My question is slightly more complicated than what's implied on the title, so I will start with an example. Given any number $N$ on base $10$, we can easily determine whether or not $N$ is divisible by any $d\in[2,9]$, except for $d=7$:
- $N$ is divisible by $2$ if $N\bmod10$ is divisible by $2$
- $N$ is divisible by $3$ if $N$'s digit-sum is divisible by $3$
- $N$ is divisible by $4$ if $N\bmod100$ is divisible by $4$
- $N$ is divisible by $5$ if $N\bmod10$ is divisible by $5$
- $N$ is divisible by $6$ if $N$ is divisible by $2$ and $3$
- $N$ is divisible by $8$ if $N\bmod1000$ is divisible by $8$
- $N$ is divisible by $9$ if $N$'s digit-sum is $9$
In the case of $d=7$, we pretty much have to perform a full division (at least for some values of $N$).
I believe that the general rule for base $B$ and $d\in[2,B-1]$ is the following:
[We can easily determine $d|N_B]\iff[\gcd(B,d)>1]\vee[gcd(B-1,d)>1]$
Is there an easy way to prove or refute this?

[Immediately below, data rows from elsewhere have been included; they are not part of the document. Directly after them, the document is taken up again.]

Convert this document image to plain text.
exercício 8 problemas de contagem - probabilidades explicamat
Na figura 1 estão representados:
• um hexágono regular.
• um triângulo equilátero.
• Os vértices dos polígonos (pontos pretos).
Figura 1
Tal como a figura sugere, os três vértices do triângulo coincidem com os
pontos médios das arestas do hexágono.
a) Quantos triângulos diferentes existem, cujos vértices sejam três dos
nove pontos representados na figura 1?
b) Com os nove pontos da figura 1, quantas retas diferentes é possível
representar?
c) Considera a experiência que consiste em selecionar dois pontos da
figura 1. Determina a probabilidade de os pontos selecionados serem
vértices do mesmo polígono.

Partial answers will also be appreciated:
- [We can easily determine $d|N_B]\impliedby[\gcd(B,d)>1]$
- [We can easily determine $d|N_B]\impliedby[[gcd(B-1,d)>1]$
- [We can easily determine $d|N_B]\implies[\gcd(B,d)>1]\vee[gcd(B-1,d)>1]$
The $1^{st}$ one is pretty trivial, I believe that the $2^{nd}$ one also holds, but I'm not sure about the $3^{rd}$ one.